Documentaire sur Histoire à 20 h 40

En ces temps sombres et ­menaçants, la promesse d’un travail, d’un salaire, d’un toit ainsi que de la protection des familles, était belle. Aussi certains fourreurs, gantiers ou tailleurs, originaires d’Europe de l’Est, exilés à Paris, décidèrent-ils de se convertir aux travaux des champs. Et, malgré eux, de devenir les esclaves d’un régime abject qui finira par les tuer.

Dans les brumes du passé, longtemps ces hommes n’auront été que des silhouettes fantomatiques traversant les forêts et les champs ardennais. Comme le rappelle à sa manière, grave et mélancolique, le documentaire de Francis Gillery, dont un des premiers mérites est de mettre en lumière un épisode méconnu et tragique de la seconde guerre mondiale.

Tout débute à l’heure de l’exode, lorsque, en mai 1940, les troupes allemandes envahissent le nord de France, puis placent sous un statut proche de l’annexion les départements allant de la Somme au Jura, dont les Ardennes. Outre des conditions d’accès très strictes, les terres agricoles sont confisquées et administrées par la Wirtschaft Oberleitung (Woll), un organisme chargé d’exploiter – sinon piller – les territoires occupés.

Sur 330 juifs employés dans les Ardennes, un tiers parviendra à échapper aux rafles de janvier 1944. / COMPAGNIE DES PHARES ET BALISES

Malgré le recours aux prisonniers de guerre notamment, les bras manquent. Les autorités allemandes se tournent alors vers l’Union générale des israélites de France (UGIF) afin de leur fournir une main-d’œuvre bon marché et fragilisée par son statut : les juifs étrangers. Créé par ­Vichy, sur injonction allemande, cet organisme va servir de relais, et tenter d’améliorer leurs conditions de vie proches du servage. En vain.

Pour autant, les recrutements se poursuivront – sans atteindre les 6 000 hommes escomptés – à mesure que la répression augmente. Les Ardennes apparaissant pour beaucoup comme un « îlot de protection ». Et ce jusqu’au 4 janvier 1944, quand les Allemands vont opérer des rafles.

Sur les 330 juifs présents dans le département, seul un tiers parviendra à s’échapper, aidé par la population.

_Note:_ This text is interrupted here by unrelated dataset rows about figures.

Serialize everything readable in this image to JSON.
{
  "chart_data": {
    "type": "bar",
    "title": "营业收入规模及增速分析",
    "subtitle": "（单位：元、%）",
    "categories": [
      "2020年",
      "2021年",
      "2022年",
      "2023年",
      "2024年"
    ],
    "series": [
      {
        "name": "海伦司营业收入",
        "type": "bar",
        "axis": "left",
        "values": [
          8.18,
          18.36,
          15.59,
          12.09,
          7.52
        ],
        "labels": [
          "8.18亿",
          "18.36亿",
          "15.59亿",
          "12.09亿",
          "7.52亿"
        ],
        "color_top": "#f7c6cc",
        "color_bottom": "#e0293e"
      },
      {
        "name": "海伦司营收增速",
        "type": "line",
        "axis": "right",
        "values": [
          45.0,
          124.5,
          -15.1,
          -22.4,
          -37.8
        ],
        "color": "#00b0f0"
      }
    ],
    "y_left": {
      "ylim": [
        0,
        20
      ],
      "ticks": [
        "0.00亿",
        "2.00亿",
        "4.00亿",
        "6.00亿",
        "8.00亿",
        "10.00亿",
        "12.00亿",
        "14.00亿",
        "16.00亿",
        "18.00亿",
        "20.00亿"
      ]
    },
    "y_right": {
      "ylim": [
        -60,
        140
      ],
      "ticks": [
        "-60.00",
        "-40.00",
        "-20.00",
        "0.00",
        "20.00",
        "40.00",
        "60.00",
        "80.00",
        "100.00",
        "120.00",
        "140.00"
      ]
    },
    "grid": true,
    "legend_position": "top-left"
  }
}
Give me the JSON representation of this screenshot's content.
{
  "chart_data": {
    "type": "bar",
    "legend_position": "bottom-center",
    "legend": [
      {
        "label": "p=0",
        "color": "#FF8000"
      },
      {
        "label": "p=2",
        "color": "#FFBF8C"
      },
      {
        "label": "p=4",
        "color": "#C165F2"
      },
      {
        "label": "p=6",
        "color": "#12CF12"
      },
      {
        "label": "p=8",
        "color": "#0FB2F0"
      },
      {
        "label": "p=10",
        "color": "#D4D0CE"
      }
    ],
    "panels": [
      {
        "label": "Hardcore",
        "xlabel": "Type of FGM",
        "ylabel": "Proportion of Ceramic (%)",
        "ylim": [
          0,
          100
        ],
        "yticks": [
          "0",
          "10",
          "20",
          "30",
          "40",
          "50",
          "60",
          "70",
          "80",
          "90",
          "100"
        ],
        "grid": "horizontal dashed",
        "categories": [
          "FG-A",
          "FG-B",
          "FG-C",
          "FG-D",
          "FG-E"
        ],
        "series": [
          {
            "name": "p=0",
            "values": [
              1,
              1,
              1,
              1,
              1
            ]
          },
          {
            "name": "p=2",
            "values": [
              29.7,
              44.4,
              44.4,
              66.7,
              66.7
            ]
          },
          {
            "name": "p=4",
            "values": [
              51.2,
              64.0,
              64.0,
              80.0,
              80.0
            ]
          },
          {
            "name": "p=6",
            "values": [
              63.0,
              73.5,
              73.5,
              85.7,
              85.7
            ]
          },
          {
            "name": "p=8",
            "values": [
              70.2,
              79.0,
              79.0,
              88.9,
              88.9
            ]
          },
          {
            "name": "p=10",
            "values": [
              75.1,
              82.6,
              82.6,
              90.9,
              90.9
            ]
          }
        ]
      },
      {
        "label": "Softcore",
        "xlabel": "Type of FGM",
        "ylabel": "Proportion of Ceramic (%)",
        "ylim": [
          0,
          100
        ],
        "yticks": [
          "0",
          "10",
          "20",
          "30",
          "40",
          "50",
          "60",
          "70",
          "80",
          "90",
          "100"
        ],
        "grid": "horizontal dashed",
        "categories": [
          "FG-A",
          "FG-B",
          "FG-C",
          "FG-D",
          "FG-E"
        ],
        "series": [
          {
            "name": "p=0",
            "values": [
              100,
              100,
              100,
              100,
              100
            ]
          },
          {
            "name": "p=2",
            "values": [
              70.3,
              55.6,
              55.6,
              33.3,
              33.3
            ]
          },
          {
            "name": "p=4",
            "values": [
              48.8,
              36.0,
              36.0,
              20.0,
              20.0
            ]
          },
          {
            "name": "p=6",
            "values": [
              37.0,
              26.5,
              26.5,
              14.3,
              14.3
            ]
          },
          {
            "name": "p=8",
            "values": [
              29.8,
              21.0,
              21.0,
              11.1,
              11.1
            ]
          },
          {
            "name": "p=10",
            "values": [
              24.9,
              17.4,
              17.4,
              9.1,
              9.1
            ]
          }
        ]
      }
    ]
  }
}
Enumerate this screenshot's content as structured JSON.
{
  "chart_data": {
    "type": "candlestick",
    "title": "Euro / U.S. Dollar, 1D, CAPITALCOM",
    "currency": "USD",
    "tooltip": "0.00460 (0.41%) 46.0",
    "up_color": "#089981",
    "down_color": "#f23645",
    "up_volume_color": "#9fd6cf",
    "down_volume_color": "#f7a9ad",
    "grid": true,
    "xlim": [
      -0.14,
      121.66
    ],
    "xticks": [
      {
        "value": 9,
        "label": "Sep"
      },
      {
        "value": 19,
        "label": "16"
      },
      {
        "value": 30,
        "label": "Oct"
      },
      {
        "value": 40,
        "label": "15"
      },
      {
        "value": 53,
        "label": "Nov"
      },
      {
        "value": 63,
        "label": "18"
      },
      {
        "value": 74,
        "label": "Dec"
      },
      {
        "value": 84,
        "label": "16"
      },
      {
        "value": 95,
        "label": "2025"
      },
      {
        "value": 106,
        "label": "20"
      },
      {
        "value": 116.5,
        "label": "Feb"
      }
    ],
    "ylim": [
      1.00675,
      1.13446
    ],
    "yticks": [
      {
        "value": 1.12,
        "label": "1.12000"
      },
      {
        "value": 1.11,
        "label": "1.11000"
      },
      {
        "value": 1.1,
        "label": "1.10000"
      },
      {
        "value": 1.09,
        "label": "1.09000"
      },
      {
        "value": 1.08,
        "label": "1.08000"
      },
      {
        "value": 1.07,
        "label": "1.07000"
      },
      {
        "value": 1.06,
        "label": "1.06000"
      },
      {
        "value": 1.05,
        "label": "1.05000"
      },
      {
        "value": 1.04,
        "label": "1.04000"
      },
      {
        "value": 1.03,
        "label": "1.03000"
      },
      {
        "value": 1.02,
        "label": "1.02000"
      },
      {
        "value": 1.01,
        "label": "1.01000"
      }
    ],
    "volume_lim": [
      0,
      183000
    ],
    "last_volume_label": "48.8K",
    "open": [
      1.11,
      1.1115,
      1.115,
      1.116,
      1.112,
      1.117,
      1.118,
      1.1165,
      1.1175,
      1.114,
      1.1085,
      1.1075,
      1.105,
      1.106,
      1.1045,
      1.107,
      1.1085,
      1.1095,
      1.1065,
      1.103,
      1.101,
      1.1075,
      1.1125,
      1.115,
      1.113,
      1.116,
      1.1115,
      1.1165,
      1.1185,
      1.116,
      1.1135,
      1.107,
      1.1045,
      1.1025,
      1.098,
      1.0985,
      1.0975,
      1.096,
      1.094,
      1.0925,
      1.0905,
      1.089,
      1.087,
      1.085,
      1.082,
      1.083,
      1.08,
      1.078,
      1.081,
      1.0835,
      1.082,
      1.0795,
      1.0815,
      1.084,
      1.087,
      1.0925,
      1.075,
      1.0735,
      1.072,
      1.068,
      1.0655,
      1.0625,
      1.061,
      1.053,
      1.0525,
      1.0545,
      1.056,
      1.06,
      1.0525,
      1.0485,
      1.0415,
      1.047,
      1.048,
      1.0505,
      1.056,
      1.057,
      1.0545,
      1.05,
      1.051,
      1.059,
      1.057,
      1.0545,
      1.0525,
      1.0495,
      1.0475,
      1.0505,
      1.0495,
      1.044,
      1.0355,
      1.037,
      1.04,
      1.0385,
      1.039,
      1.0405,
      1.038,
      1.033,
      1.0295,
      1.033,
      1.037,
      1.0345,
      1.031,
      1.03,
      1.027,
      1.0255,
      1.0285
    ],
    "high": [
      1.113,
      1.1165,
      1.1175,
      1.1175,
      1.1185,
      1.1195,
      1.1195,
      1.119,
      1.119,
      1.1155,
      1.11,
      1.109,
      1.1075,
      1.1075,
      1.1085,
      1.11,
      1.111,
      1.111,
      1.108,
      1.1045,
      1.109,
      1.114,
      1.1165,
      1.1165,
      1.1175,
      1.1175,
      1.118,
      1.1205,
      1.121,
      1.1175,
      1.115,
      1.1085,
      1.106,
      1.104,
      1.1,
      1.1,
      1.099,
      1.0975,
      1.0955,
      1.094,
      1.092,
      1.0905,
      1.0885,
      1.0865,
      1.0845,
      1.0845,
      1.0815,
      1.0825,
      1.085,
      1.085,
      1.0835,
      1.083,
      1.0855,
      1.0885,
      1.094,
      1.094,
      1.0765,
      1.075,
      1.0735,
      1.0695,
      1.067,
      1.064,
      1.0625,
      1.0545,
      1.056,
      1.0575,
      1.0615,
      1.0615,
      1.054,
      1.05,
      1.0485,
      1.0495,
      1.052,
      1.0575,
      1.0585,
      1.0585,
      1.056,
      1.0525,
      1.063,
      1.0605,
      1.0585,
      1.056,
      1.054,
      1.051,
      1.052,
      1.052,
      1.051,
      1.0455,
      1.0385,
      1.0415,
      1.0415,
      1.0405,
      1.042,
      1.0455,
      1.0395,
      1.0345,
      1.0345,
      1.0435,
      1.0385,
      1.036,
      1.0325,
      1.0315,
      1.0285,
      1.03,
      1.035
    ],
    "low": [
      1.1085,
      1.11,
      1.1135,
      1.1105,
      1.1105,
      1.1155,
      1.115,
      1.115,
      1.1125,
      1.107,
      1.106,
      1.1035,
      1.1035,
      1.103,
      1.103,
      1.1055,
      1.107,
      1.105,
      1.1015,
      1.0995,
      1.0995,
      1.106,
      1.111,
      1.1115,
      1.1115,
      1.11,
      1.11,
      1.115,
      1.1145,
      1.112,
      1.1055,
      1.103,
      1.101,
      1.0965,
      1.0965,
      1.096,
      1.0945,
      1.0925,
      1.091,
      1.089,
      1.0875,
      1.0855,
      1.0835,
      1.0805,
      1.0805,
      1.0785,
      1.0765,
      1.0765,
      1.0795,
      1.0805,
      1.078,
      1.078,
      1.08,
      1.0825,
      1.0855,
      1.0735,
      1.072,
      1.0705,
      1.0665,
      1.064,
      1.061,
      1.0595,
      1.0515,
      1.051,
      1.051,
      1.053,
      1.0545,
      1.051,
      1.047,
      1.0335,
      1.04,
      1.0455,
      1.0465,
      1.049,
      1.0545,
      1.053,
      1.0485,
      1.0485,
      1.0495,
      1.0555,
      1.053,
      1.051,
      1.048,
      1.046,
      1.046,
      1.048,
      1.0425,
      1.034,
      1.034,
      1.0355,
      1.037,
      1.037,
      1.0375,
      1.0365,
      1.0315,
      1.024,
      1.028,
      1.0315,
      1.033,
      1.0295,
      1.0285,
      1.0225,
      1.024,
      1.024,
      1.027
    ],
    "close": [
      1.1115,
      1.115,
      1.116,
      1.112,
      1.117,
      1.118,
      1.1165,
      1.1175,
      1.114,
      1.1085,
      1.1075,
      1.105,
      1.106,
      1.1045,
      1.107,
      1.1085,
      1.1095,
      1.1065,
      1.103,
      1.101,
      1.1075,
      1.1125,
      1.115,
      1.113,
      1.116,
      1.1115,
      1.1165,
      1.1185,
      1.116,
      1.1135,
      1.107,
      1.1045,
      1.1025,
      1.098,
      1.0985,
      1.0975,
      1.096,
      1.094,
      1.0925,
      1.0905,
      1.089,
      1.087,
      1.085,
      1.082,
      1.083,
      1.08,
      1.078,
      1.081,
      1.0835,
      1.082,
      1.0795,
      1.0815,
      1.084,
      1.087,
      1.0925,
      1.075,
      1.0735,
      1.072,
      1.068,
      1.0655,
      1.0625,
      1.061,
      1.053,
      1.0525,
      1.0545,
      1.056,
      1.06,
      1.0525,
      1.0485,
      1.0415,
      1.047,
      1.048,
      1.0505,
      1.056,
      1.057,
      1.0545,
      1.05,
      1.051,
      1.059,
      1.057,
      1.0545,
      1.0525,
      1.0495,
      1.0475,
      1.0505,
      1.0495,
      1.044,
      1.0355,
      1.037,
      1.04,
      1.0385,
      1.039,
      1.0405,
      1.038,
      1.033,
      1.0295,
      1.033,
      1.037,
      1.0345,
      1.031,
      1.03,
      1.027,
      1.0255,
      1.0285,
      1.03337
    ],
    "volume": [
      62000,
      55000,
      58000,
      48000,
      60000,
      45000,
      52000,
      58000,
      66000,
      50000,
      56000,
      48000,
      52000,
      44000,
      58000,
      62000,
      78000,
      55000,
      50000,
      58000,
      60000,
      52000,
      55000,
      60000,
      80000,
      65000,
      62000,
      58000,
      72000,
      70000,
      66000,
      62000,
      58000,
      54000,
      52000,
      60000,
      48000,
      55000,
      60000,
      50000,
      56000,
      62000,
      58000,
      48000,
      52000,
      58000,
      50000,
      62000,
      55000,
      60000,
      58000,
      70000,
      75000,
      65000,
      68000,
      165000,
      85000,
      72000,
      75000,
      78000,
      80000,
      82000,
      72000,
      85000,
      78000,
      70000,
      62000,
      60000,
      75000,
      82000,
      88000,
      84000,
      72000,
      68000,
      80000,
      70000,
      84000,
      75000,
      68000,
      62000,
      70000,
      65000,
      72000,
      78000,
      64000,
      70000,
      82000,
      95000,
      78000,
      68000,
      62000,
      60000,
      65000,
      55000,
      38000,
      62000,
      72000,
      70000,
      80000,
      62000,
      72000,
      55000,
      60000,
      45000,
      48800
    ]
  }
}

S’appuyant sur les témoignages des rescapés ou de leurs descendants, et sur les recherches minutieuses entreprises par Maurice Rajsfus, Christine Dollard-Leplomb ou les analyses de Michel Laffitte sur le rôle « malsain » de l’UGIF, Francis Gillery restitue avec clarté une histoire aussi sensible et complexe que terrible dans son dénouement.

Les Juifs de la zone interdite, de Francis Gillery (Fr., 2017, 55 min).